Kendine aşık insanlar çağı
Eskiden insanlar birer çınar gibiydi. Kökleri toprağa bağlı, dalları gökyüzüne açık, rüzgarı bilen, yağmuru tanıyan… Şimdi ise herkes bir kristal vitrin eşyası gibi. Işığın altında parlamaya hevesli ama bir düşmeye görsünler... Asla toparlanamazlar.
Her insan kendini bir merkez sanıyor artık. Oysa bazısı durak bile değil. Sanki dünya, onun sosyal hikayeleriyle dönüyor. Konuşmalarında hep bir gizli övgü, adımlarında sanki zemin onun için serilmiş.

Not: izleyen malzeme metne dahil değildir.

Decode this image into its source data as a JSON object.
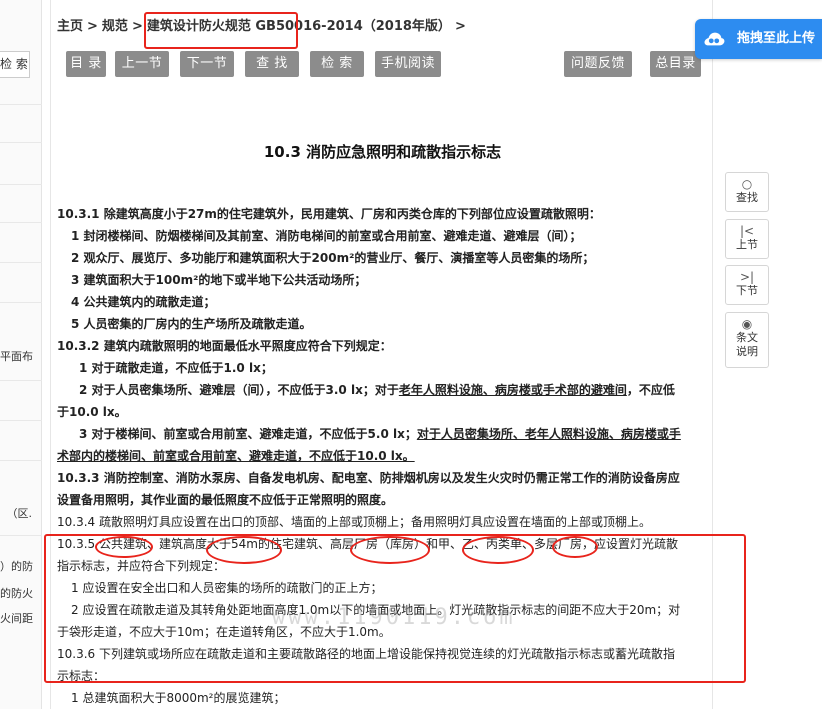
{
  "left_strip": {
    "button_label": "检 索",
    "texts": [
      "平面布",
      "（区.",
      "）的防",
      "的防火",
      "火间距"
    ]
  },
  "breadcrumb": {
    "home": "主页",
    "section": "规范",
    "current": "建筑设计防火规范 GB50016-2014（2018年版）",
    "separator": ">"
  },
  "toolbar": {
    "toc": "目 录",
    "prev": "上一节",
    "next": "下一节",
    "find": "查 找",
    "search": "检 索",
    "mobile": "手机阅读",
    "feedback": "问题反馈",
    "all_toc": "总目录"
  },
  "upload": {
    "label": "拖拽至此上传",
    "icon": "cloud-upload-icon"
  },
  "side_tools": {
    "find": "查找",
    "prev": "上节",
    "next": "下节",
    "explain_1": "条文",
    "explain_2": "说明"
  },
  "document": {
    "title": "10.3 消防应急照明和疏散指示标志",
    "lines": [
      "10.3.1 除建筑高度小于27m的住宅建筑外，民用建筑、厂房和丙类仓库的下列部位应设置疏散照明：",
      "1 封闭楼梯间、防烟楼梯间及其前室、消防电梯间的前室或合用前室、避难走道、避难层（间）；",
      "2 观众厅、展览厅、多功能厅和建筑面积大于200m²的营业厅、餐厅、演播室等人员密集的场所；",
      "3 建筑面积大于100m²的地下或半地下公共活动场所；",
      "4 公共建筑内的疏散走道；",
      "5 人员密集的厂房内的生产场所及疏散走道。",
      "10.3.2 建筑内疏散照明的地面最低水平照度应符合下列规定：",
      "1 对于疏散走道，不应低于1.0 lx；",
      "2 对于人员密集场所、避难层（间），不应低于3.0 lx；对于",
      "老年人照料设施、病房楼或手术部的避难间",
      "，不应低",
      "于10.0 lx。",
      "3 对于楼梯间、前室或合用前室、避难走道，不应低于5.0 lx；",
      "对于人员密集场所、老年人照料设施、病房楼或手",
      "术部内的楼梯间、前室或合用前室、避难走道，不应低于10.0 lx。",
      "10.3.3 消防控制室、消防水泵房、自备发电机房、配电室、防排烟机房以及发生火灾时仍需正常工作的消防设备房应",
      "设置备用照明，其作业面的最低照度不应低于正常照明的照度。",
      "10.3.4 疏散照明灯具应设置在出口的顶部、墙面的上部或顶棚上；备用照明灯具应设置在墙面的上部或顶棚上。",
      "10.3.5 公共建筑、建筑高度大于54m的住宅建筑、高层厂房（库房）和甲、乙、丙类单、多层厂房，应设置灯光疏散",
      "指示标志，并应符合下列规定：",
      "1 应设置在安全出口和人员密集的场所的疏散门的正上方；",
      "2 应设置在疏散走道及其转角处距地面高度1.0m以下的墙面或地面上。灯光疏散指示标志的间距不应大于20m；对",
      "于袋形走道，不应大于10m；在走道转角区，不应大于1.0m。",
      "10.3.6 下列建筑或场所应在疏散走道和主要疏散路径的地面上增设能保持视觉连续的灯光疏散指示标志或蓄光疏散指",
      "示标志：",
      "1 总建筑面积大于8000m²的展览建筑；"
    ]
  },
  "watermark": "www.1190119.com",
  "annotation_color": "#e8241c"
}
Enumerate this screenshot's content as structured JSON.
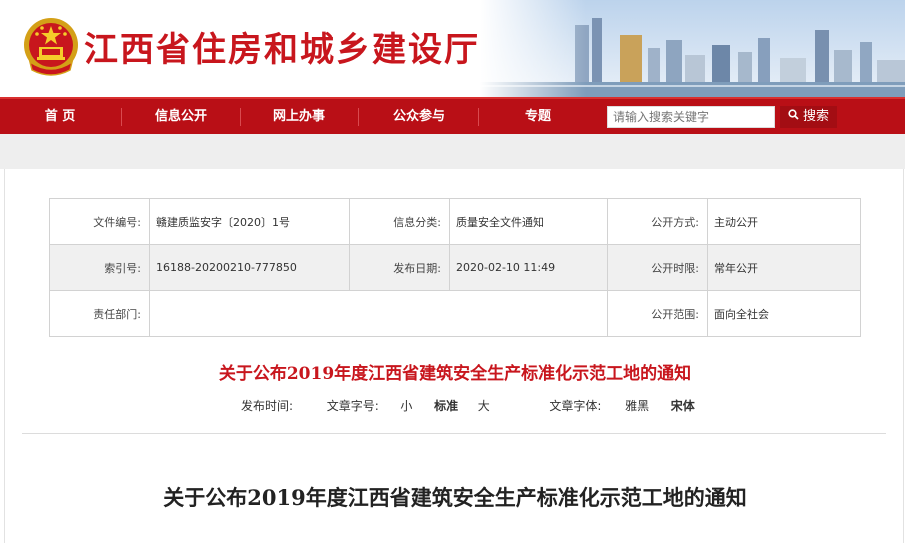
{
  "header": {
    "site_title": "江西省住房和城乡建设厅"
  },
  "nav": {
    "items": [
      "首 页",
      "信息公开",
      "网上办事",
      "公众参与",
      "专题"
    ],
    "search_placeholder": "请输入搜索关键字",
    "search_label": "搜索"
  },
  "info": {
    "file_no_label": "文件编号:",
    "file_no": "赣建质监安字〔2020〕1号",
    "category_label": "信息分类:",
    "category": "质量安全文件通知",
    "open_mode_label": "公开方式:",
    "open_mode": "主动公开",
    "index_label": "索引号:",
    "index": "16188-20200210-777850",
    "date_label": "发布日期:",
    "date": "2020-02-10 11:49",
    "open_time_label": "公开时限:",
    "open_time": "常年公开",
    "dept_label": "责任部门:",
    "dept": "",
    "scope_label": "公开范围:",
    "scope": "面向全社会"
  },
  "article": {
    "title_red": "关于公布2019年度江西省建筑安全生产标准化示范工地的通知",
    "publish_time_label": "发布时间:",
    "font_size_label": "文章字号:",
    "size_small": "小",
    "size_standard": "标准",
    "size_large": "大",
    "font_face_label": "文章字体:",
    "font_yahei": "雅黑",
    "font_song": "宋体",
    "title_black": "关于公布2019年度江西省建筑安全生产标准化示范工地的通知"
  },
  "colors": {
    "brand_red": "#c8161d",
    "nav_red": "#b90f16"
  }
}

Unuttuğumuz bir şey yok mu sizce de? Kimse bu dünyada yeri doldurulamaz değil. Kimi gider, yerine yenisi gelir. Kimi konuşur, sesi unutulur. Kimi sever de adı bile hatırlanmaz. Bu kibir, bu değer sanrısı, iliklere kadar işlemiş. İnsanlar boş tartışmalarla, değersiz doğrularla, anlamsız yarışlarla kendilerine sahte bir anlam devşiriyor.
En çok bilen, en çok konuşan, en çok harcayan, en çok görünür olan onlar. Bunlar birer erdem değil. Sadece ve sadece geçici süsler. Yalancı kralların camdan tahtları bunlar. Bir gerçeklik rüzgarı esse, dağılacak hepsi.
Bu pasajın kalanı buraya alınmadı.